Imagine my delight when I got home and tried it on. Prepare to be dazzled!

Gaw-geous, right? *shudder*. I’ve seen so many dresses just like this and thought, that could be reworked, but who can be bothered? Here’s what I did – you tell me if if it was worth the effort.

1. WASHED it to rid it of traces of previous ownership. Stain remover on a couple of spots.

2. Removed the big ugly pocket on the bodice.

3. Took off the skirt. Added extra darts to reduce the waist diameter of the skirt.

4. Added six darts to the bodice front. Evened up the bottom of the bodice where it had stretched out.

5. Reattached skirt, gathered the back and inserted a strip of elastic in the back waist seam.

6. Cut off sleeves. Made thick bias strips from them and attached them around the armscye like a cuff.

7. Sewed up side bodice seams, taking it in a couple of inches each side.

8. Reattached a button and sewed up the bottom of the front placket where it gaped a bit.

And lo!
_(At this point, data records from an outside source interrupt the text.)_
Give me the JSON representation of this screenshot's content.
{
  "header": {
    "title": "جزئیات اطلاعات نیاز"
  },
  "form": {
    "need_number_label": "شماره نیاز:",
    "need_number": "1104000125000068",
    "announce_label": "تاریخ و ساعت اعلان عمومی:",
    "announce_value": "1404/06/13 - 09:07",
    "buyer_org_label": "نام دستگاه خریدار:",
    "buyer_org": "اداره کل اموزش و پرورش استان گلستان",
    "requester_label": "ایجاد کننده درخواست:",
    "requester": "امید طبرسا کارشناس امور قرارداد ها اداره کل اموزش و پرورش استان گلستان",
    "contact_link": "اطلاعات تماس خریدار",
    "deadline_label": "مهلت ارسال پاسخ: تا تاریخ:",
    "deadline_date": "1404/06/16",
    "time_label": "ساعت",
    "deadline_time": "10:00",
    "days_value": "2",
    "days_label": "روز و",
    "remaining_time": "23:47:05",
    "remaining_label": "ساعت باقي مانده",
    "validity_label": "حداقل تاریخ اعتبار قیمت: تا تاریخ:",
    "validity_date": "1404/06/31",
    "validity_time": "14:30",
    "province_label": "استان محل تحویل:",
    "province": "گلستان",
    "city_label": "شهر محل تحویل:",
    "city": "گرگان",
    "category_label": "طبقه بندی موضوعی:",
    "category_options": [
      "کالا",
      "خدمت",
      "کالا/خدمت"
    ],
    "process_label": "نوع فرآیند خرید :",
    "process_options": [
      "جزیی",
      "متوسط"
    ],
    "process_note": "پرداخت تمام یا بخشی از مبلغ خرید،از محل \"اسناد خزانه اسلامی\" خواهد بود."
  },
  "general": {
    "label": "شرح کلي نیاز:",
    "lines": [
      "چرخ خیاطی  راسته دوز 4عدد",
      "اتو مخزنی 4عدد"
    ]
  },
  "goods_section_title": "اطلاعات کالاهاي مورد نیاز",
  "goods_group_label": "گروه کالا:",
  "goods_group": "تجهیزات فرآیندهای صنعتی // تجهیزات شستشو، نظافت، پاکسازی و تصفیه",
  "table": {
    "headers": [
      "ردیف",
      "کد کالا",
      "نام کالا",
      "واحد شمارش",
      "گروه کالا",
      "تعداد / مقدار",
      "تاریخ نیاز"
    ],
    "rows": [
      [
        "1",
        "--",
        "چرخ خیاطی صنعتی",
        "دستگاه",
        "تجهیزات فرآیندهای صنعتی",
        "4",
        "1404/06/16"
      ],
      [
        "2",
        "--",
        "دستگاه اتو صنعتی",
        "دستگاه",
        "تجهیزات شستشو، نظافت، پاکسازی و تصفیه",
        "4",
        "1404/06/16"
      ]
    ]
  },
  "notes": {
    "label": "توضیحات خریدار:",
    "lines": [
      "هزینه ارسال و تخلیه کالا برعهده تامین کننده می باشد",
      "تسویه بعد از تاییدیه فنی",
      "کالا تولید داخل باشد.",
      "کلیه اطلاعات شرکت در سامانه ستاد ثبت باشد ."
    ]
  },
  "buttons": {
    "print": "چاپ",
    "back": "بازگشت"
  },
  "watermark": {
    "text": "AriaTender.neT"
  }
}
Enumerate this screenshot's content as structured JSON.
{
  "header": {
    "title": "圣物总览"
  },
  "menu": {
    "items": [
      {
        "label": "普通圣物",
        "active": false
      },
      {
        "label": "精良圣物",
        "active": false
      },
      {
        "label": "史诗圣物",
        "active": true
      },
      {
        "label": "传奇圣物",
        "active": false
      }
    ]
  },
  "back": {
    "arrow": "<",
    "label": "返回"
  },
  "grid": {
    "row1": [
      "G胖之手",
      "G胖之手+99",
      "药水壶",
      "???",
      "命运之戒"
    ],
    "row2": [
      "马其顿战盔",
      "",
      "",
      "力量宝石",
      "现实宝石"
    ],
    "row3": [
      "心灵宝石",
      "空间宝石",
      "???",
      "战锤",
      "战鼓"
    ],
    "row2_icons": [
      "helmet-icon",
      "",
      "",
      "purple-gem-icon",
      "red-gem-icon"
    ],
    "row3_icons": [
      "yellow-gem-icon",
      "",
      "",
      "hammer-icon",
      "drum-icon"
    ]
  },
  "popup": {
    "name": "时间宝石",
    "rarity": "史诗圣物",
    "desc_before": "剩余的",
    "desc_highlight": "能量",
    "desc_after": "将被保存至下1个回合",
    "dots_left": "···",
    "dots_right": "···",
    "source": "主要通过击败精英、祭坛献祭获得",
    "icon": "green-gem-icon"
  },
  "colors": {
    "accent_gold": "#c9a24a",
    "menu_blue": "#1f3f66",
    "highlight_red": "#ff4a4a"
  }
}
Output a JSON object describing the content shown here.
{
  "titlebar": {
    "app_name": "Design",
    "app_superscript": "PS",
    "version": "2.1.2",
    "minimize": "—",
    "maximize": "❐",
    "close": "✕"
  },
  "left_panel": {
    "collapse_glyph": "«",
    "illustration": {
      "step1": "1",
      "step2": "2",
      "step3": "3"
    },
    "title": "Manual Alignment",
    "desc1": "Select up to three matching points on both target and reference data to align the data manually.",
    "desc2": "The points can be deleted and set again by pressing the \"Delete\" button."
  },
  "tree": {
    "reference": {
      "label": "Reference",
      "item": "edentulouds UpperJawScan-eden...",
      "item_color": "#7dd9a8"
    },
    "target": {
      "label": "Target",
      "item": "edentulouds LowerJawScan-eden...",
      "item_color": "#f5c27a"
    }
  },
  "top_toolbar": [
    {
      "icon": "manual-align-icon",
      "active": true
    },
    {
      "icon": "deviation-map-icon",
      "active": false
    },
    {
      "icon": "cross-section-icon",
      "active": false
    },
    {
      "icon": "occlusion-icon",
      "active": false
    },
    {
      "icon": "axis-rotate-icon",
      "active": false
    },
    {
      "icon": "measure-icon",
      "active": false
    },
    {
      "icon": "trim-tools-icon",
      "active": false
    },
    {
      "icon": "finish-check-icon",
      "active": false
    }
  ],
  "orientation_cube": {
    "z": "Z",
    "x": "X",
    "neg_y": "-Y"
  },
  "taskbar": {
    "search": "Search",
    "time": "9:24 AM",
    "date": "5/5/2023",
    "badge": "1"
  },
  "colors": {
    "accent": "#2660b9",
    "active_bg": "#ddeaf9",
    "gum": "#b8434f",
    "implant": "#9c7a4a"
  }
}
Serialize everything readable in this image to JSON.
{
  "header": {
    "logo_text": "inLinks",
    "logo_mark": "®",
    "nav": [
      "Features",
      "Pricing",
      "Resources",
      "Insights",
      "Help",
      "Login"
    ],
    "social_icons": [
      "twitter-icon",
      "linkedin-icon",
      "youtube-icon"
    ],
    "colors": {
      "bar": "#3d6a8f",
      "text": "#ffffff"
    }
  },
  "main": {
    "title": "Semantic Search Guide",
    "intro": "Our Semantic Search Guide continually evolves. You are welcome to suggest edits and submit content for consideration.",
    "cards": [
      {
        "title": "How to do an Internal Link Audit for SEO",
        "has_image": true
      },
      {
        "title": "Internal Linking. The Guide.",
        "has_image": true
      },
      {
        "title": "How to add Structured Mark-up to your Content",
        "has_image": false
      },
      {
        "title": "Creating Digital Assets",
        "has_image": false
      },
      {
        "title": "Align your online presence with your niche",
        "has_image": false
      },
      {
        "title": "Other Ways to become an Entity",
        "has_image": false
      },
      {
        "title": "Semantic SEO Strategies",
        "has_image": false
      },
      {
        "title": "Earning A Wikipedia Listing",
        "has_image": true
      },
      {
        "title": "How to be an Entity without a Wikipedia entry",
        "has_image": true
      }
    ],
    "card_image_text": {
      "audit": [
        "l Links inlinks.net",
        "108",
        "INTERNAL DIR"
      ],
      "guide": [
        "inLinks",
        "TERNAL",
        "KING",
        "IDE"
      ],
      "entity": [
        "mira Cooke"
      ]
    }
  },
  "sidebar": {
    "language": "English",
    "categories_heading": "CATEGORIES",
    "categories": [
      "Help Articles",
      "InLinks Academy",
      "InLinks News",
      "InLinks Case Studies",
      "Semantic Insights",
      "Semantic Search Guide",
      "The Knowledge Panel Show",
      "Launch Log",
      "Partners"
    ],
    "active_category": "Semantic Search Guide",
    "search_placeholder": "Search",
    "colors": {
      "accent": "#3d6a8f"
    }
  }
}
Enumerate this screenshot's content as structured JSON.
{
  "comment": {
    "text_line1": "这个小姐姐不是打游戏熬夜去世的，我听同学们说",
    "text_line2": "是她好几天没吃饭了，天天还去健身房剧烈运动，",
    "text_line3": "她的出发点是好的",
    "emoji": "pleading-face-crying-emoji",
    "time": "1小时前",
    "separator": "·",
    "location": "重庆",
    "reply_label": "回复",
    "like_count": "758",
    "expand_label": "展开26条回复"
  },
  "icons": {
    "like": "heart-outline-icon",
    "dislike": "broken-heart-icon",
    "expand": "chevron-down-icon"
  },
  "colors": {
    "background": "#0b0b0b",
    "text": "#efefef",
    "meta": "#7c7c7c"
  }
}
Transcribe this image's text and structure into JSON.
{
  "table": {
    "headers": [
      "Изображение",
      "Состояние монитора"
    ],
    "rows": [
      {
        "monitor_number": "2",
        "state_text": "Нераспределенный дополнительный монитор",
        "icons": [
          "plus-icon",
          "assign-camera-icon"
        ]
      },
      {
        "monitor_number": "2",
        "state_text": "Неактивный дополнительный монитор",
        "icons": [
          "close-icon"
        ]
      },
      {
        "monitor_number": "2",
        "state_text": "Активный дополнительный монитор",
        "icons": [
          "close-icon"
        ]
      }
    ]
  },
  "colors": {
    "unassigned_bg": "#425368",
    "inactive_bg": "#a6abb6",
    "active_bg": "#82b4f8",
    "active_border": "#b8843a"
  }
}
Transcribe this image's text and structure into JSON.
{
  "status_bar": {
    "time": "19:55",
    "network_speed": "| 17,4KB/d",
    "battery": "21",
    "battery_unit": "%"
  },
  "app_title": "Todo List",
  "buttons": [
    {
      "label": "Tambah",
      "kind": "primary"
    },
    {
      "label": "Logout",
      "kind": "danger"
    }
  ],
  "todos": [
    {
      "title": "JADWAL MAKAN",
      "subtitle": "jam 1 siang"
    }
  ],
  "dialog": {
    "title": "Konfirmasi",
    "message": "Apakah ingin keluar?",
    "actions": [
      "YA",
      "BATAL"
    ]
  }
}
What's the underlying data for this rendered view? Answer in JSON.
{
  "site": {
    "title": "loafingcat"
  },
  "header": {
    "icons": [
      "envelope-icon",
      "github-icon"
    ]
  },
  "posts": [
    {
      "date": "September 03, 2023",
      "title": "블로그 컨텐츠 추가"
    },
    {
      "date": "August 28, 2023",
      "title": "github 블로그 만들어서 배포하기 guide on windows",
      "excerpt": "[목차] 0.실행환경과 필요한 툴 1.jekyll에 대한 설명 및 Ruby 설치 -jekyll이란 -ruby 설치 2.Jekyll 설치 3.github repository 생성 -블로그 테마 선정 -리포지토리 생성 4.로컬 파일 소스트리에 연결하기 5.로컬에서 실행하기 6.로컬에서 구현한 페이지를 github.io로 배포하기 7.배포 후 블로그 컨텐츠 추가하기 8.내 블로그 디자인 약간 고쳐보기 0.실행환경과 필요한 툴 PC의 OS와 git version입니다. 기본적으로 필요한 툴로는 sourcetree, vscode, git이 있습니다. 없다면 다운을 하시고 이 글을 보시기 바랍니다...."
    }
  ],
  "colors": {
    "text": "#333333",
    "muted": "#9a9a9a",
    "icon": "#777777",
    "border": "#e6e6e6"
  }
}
Whatcha think?


I reckon:

  • Fit is good, and why didn’t anyone tell me rayon was so damn comfortable to wear?
  • Pity about the placement of those two yellow flowers on the bustular area.
  • That print is still a bit naff.
  • The modifications weren’t that hard.
  • I think I like it.
  • Maybe it’s time I got a better camera.

Jersey shirtdress

The ingredients: Vogue 8613 and a bunch of poly-blend 70s jersey picked up for a song in a westside op-shop.

The results:

Not too bad. I was aiming to test the pattern and perhaps wear the muslin. I reckon this is wearable.

I made the bodice and found it to be waaaaaaay too short. Thusly the waist band insert. Worked OK but next time I’ll remember to cut it longer.

I picked this pattern because of its cute little darts:

I also picked it because the illustration showed no gathering at the sleeve cap. LIARS. There’s so much bloody ease in the sleeve, check this out:

Damn you, Vogue. Why don’t you just draft a sleeve that fits?

Check out the awesome 80s buttons with wacky triangular holes, bought for me by my ma:

This one’s been on the to-finish pile for a couple of weeks so it’s grand to have it done. Also completed today was a quick modification of an 80s skirt in my favourite shade of mustard that I picked up at an op shop this morning.  I took it up a LOT (must have been ankle-length… ew.) and replaced the ugly metal buttons with square yellow ones:

Despite the recent silence round here, there has been a whole lot of seamly behaviour. I’m teaching three friends how to make a dress and they’re looking smashing. I reckon one more session and they’ll be done. If I’m lucky, they’ll let me post a picture of them…

Piping hot

Last week my Jane Tise Butterick 4682 pattern arrived – remember, the one I’ve been thinking of for three years?

So I set about making it with rare fidelity to the pattern’s instructions. Usually I change this or that, due to laziness more often than not, but this time I swore I’d be good. I piped everywhere that I was told to pipe..

Piped pockets ROCK MY WORLD. I’m a total convert. There’s a real risk that everything I make will now have piped pockets.

The fabric is a soft 70s cotton twill I picked up in a country junk shop. I had *just* enough… well, I had to cut the collar in two pieces. Nose to tail eating… nothing left but scraps. Unfortunately this meant I couldn’t be choosy about where to cut each piece so I’m suffering from a bit of twinning in the front bodice. (Terrible affliction, discussed by the Slapdash Sewist who suspects it’s an elaborate conspiracy by textile designers.)

I love it. It’s garish and a bit mad. All thanks to Nora, three years ago. Hurrah!

Confused curtain shirtdress

I suaved out the pigsty that was my sewing room and with the cleanliness and order came inspiration.

So nice to have my sewing mojo back. And to have made a new frock I really, really like!

It’s a 1976 pattern made up from old curtains kindly given to me by a friend in a de-stashing frenzy. There was a bit of light damage but I just cut around the worst marks.

Only a couple of modifications – added length to bodice and skirt and made the sleeves longer with a kicky little turn-up.

Love, love, love it. The swingy skirt is just the best.